子供の健康状態での、かつての研究は、常に、特定の時代の頻度を計測していた。今回の研究で、時間推移の解析を行い、頻度が増加しているかどうか、その状況の変化が時間とともに推移するかどうか、調査されたことが目新しい。その結果は意外なほど、流動的であった。

子どもが研究参入した時の慢性的健康問題の存在は、1988年は11%、1994年16%、2000年25%、研究の度のパートの頻度尤度でも約10%で、30%から50%へ増加している。だが、その健康状況は流動的で、わずか40%しかその状況は持続していない。母親の年齢が上昇していることが、子供の慢性の健康状態に影響を与えているのではないかと著者らは考えている


Van Cleave らは、3つの、2-8歳の子供の国民後顧的コホート、それぞれ1988、1994、2000年開始で、6年フォローアップし、慢性健康状態、特に、肥満、喘息、他の身体状態、行為、学習困難度を評価し、それが活動性、スクーリング、医療・特異的装備・特化医療を必要とするか解析
連続コホートにおいて、慢性疾患頻度増加はあるが、ダイナックな時間的変化があることを示した。
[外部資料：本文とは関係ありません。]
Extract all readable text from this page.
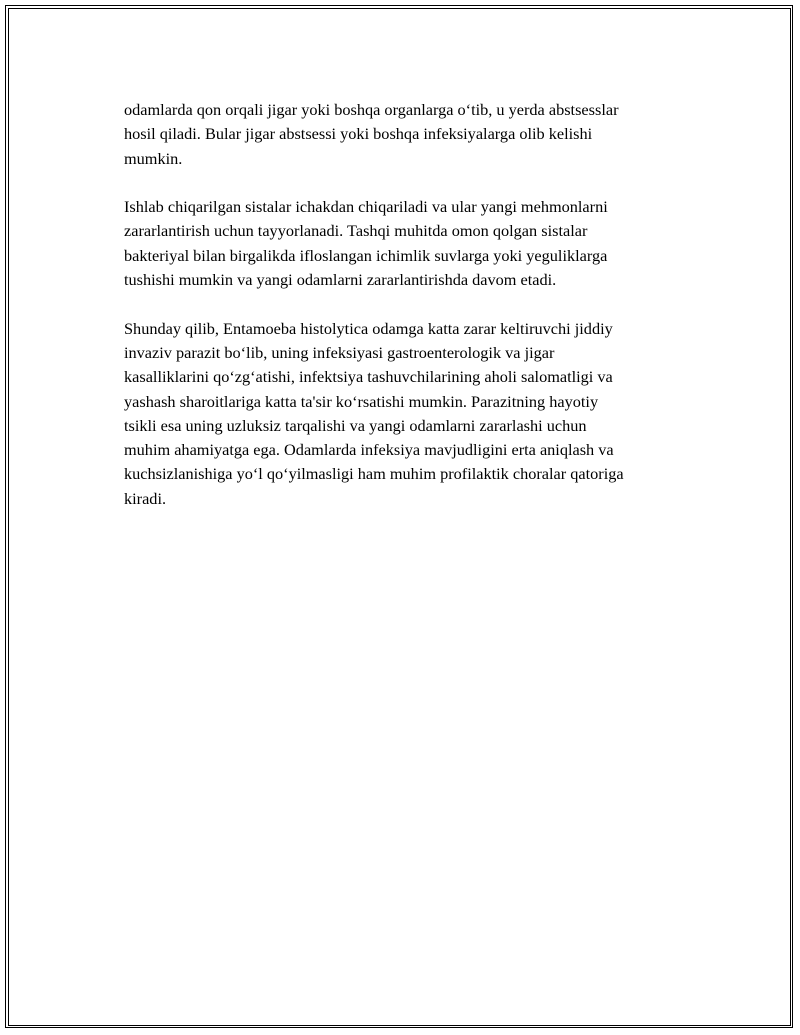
odamlarda qon orqali jigar yoki boshqa organlarga o‘tib, u yerda abstsesslar
hosil qiladi. Bular jigar abstsessi yoki boshqa infeksiyalarga olib kelishi
mumkin.

Ishlab chiqarilgan sistalar ichakdan chiqariladi va ular yangi mehmonlarni
zararlantirish uchun tayyorlanadi. Tashqi muhitda omon qolgan sistalar
bakteriyal bilan birgalikda ifloslangan ichimlik suvlarga yoki yeguliklarga
tushishi mumkin va yangi odamlarni zararlantirishda davom etadi.

Shunday qilib, Entamoeba histolytica odamga katta zarar keltiruvchi jiddiy
invaziv parazit bo‘lib, uning infeksiyasi gastroenterologik va jigar
kasalliklarini qo‘zg‘atishi, infektsiya tashuvchilarining aholi salomatligi va
yashash sharoitlariga katta ta'sir ko‘rsatishi mumkin. Parazitning hayotiy
tsikli esa uning uzluksiz tarqalishi va yangi odamlarni zararlashi uchun
muhim ahamiyatga ega. Odamlarda infeksiya mavjudligini erta aniqlash va
kuchsizlanishiga yo‘l qo‘yilmasligi ham muhim profilaktik choralar qatoriga
kiradi.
Dynamics of Obesity and Chronic Health Conditions Among Children and Youth
Jeanne Van Cleave, MD; Steven L. Gortmaker, PhD; James M. Perrin, MD
JAMA. 2010;303(7):623-630.

【デザイン、セッティング、被験者】 3つの国家的小児コホート研究であるProspective study using the National Longitudinal Survey of Youth–Child Cohort (1988-2006) を用いた前向き研究で、研究開始時2-8歳で、コホートは6年フォロアップ
1988 から 1994 (cohort 1, n = 2337), 1994 から 2000 (cohort 2, n = 1759), 2000 から 2006 (n = 905)

【主要アウトカム測定】 生活・就学を制限する状況、医療必要性、特殊装置、専門医療サービスを必要とする状況を親に調査し、最低12ヶ月は続けた
肥満は、BMI年齢95パーセンタイル、疾患状況は、4つのカテゴリー;肥満、喘息、身体状況、行動・学習問題に分類

【結果】慢性的健康問題の最終的頻度は、1994年のコホートで12.8% (95% 信頼区間 [CI], 11.2%-14.5%) 、2000年のコホートで25.1% (95% CI, 22.7%-27.6%) 、2006年のコホートで26.6% (95% CI, 23.5%-29.9%)

慢性疾患の実質的turnover:すべてのコホート参加者のうち
・7.4%(95% CI, 8.3%-10.3%)が慢性疾患を開始から最後まで持続
・9.3%(95% CI, 8.3%-10.3%)が6年内に改善
・13.4% (95% CI, 12.3%-14.6%)が、6年内に新規疾患

6年間の慢性疾患頻度はコホート3でもっとも多く、男性(adjusted odds ratio [AOR], 1.24; 95% CI, 1.07-1.42)、ヒスパニック(AOR, 1.36; 95% CI, 1.11-1.67)、黒人AOR, 1.60; 95% CI, 1.35-1.90) で多い




ADHDを含めて、流動的という記載は、私には意外であった。確かに、ADHDが果たしてほんとに増加しているかどうかも疑問が呈されている(自閉症スペクトラム障害を一般の人は、ライフスタイル変化や科学技術の変化のせいにしたがる  2009-12-10 )この流動性が証明できたら。親のケアと社会的生産性の低下をもたらすがゆえに、光が見えてくるのではないだろうか?

喘息・肥満は流動的で当たり前だろう・・・喘息にはoutgrowの存在があるわけで・・・そして、食行動や運動など日々子どもたちは変化してるし・・・故に、行政や医療介入の余地が大きいのかもしれない。